Jessome is particularly upset because an offer by the union to avert a strike through arbitration was rejected by Premier MacNeil.
"If they were really concerned about the clients they would have accepted the offer of arbitration we made yesterday," Jessome told the Halifax Media Co-op. "We would have gotten back to the table, things would have settled down, the workers would have felt respected, the public would not have been at risk."
Ian Vanderberg is one of the workers who traveled to Province House to have his voice heard.
Going on strike is not a decision he made lightly, and he is offended by the suggestion that he doesn't care about his clients.
"I don't want to be on strike, I want to do my job," said Vanderberg. "I care very much about my clients. That is why I do what I do. I just want to earn enough to get by and support my family."

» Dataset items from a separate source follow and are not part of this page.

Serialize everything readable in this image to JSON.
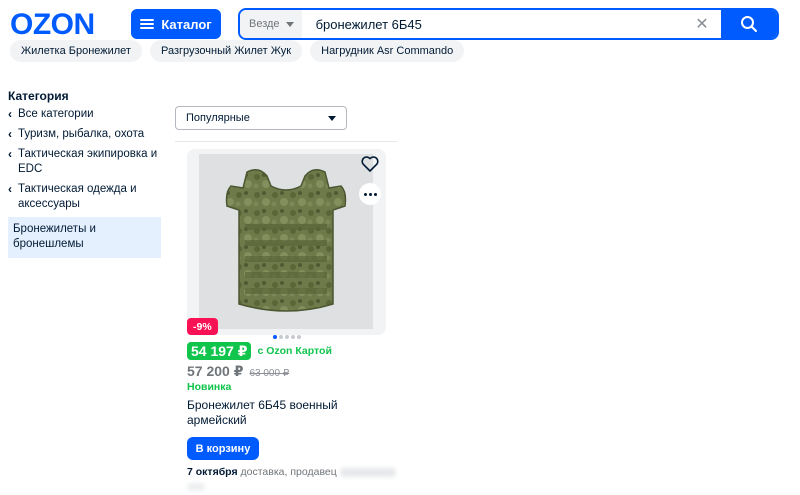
{
  "header": {
    "logo": "OZON",
    "catalog_label": "Каталог",
    "search": {
      "scope": "Везде",
      "query": "бронежилет 6Б45"
    }
  },
  "chips": [
    "Жилетка Бронежилет",
    "Разгрузочный Жилет Жук",
    "Нагрудник Asr Commando"
  ],
  "sidebar": {
    "title": "Категория",
    "items": [
      {
        "label": "Все категории"
      },
      {
        "label": "Туризм, рыбалка, охота"
      },
      {
        "label": "Тактическая экипировка и EDC"
      },
      {
        "label": "Тактическая одежда и аксессуары"
      }
    ],
    "selected": "Бронежилеты и бронешлемы"
  },
  "sort": {
    "selected": "Популярные"
  },
  "product": {
    "discount": "-9%",
    "card_price": "54 197 ₽",
    "card_note": "с Ozon Картой",
    "price": "57 200 ₽",
    "old_price": "63 000 ₽",
    "badge": "Новинка",
    "title": "Бронежилет 6Б45 военный армейский",
    "cart_label": "В корзину",
    "delivery_date": "7 октября",
    "delivery_text": "доставка, продавец",
    "image_count": 5,
    "active_image": 1
  },
  "colors": {
    "brand": "#005bff",
    "sale": "#f91155",
    "green": "#10c44c",
    "selected_bg": "#e5f0ff"
  },
  "icons": [
    "catalog-menu-icon",
    "search-icon",
    "clear-icon",
    "chevron-down-icon",
    "chevron-left-icon",
    "heart-icon",
    "more-icon"
  ]
}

"I am angry over how the government has handled this whole thing," said Vanderberg. "I'd like to see them go with me one day when I work, and meet these clients that basically are just scraping by."
The job of a home support worker is not an easy one, said Vanderberg.
Workers travel from client to client in all weather anywhere in the Halifax Regional Municipality. They work alone and worry about going into places that may not be safe.
As well, many Northwood workers are required to be available for two additional unpaid hours per day. Elsewhere in Nova Scotia, workers may have to be available as much as sixteen hours a day, and still only get paid for five hours of work.
Meanwhile, they perform a service that is vital to many Nova Scotians, and that saves the government money as well.
Vanderberg believes that the new legislation is really about breaking the union.
"All of us workers are in this together. How can we say to somebody you only get strike pay while others [who are deemed essential] get paid full time?"
Vanderberg thinks this is only the beginning.
"If the government does this to the home care workers than they are going to try this with everybody else under the guise of saving money," Vanderberg warns.